GE is investing in technology. Over the last five years, the Company’s research and development budget has increased by more than 40%, from $3.1 billion in 2008 to $4.5 billion in 2012. These investments have focused increasingly on core societal challenges, such as those exemplified by two programs, ecomagination and healthymagination. These initiatives have established measurable commitments for creating products that, respectively, improve our customers’ energy, carbon and water-efficiency footprints and the affordability, accessibility and quality of healthcare.
While the core of GE’s critical knowledge platform resides in the U.S., the Company has accelerated investment in “in country, for country” (ICFC) research in Shanghai, Bangalore, Munich and, soon, Rio de Janeiro. The idea is to effectively leverage local expertise and insights to address the evolving societal needs of emerging markets and their nations’ citizens.
In 2011, GE announced the establishment of a new global software center in Northern California, deepening the company’s investment in the Industrial Internet, with the aim of making the physical world of industry more intelligent. This move follows GE’s recent opening of the Advanced Manufacturing and Software Technology Center (AMSTC) in Ann Arbor, Michigan. GE’s Intelligent Platforms unit (GEIP) is already utilizing software and Internet-connected devices to collect and communicate data from manufacturing equipment, increasing efficiencies for GE businesses and customers. GEIP software solutions also measure energy consumption and help manage clients’ environmental footprint.
GE’s approach is clearly aligned with the interests of long-term investors, offering exposure to a portfolio of infrastructure businesses and fast-growing emerging markets, combined with the disciplined management and culture of compliance needed to manage the corresponding risk and complexity.
In 2012, GE’s total stock return, including dividends, was approximately 21%, outpacing the S&P 500 Index, which was up 16%. We outperformed the S&P industrial sector and underperformed the S&P financial sector, which were up 15% and 29%, respectively. While GE is widely acknowledged as a sustainability leader in its products and processes, the traditional “socially responsible investment” community, primarily because of its aversion to nuclear technology or defense-related activities, holds very little of our stock.
Being a good corporate citizen is a critical value driver for GE, and it will continue to be an important differentiator to investors in the future. This is true for many other companies as well, as businesses adjust their products and processes to meet growing environmental challenges and the sustainability demands of customers and communities around the world.
Developing consistent methods for measuring and reporting on performance in areas such as greenhouse gas (GHG) emissions and water use will be crucial to understanding and rewarding good performance. GE applauds initiatives such as the Carbon Disclosure Project (CDP) as well as the creation of the GHG Protocol by World Resources Institute and the World Business Council for Sustainable Development.

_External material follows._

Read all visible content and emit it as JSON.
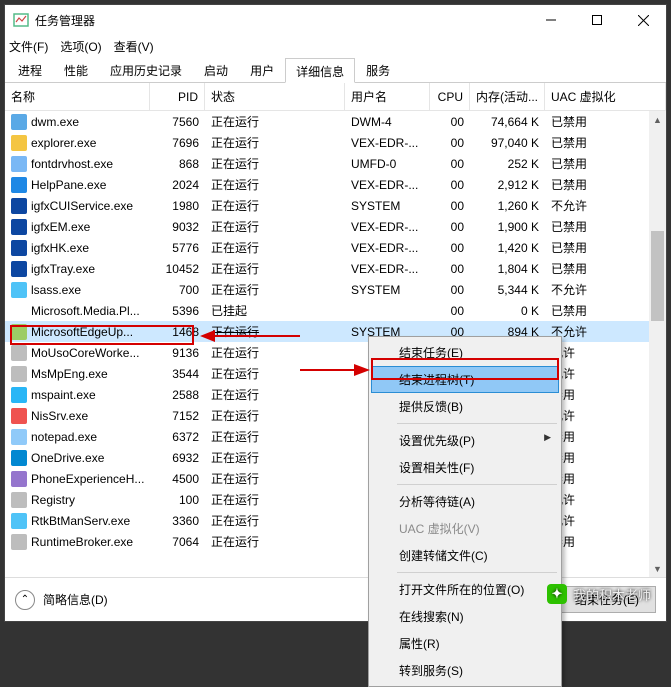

We report annually into CDP, and use the GHG Protocol for our own emissions inventory. We have also worked with other companies in road-testing a new standard to help measure the emissions associated with products and supply chains.
Today’s capital markets are in the early stages of responding to such signals. Competencies, information flows, analytic models and remuneration approaches will continue to be reshaped in the years to come to deliver long-term financial returns. The challenge is not to measure the financial return for doing good, but rather the financial rewards of successfully addressing global challenges with profitable products and services. GE expects to play a prominent role in this evolutionary process, as it continues to generate value and solid returns for its shareowners.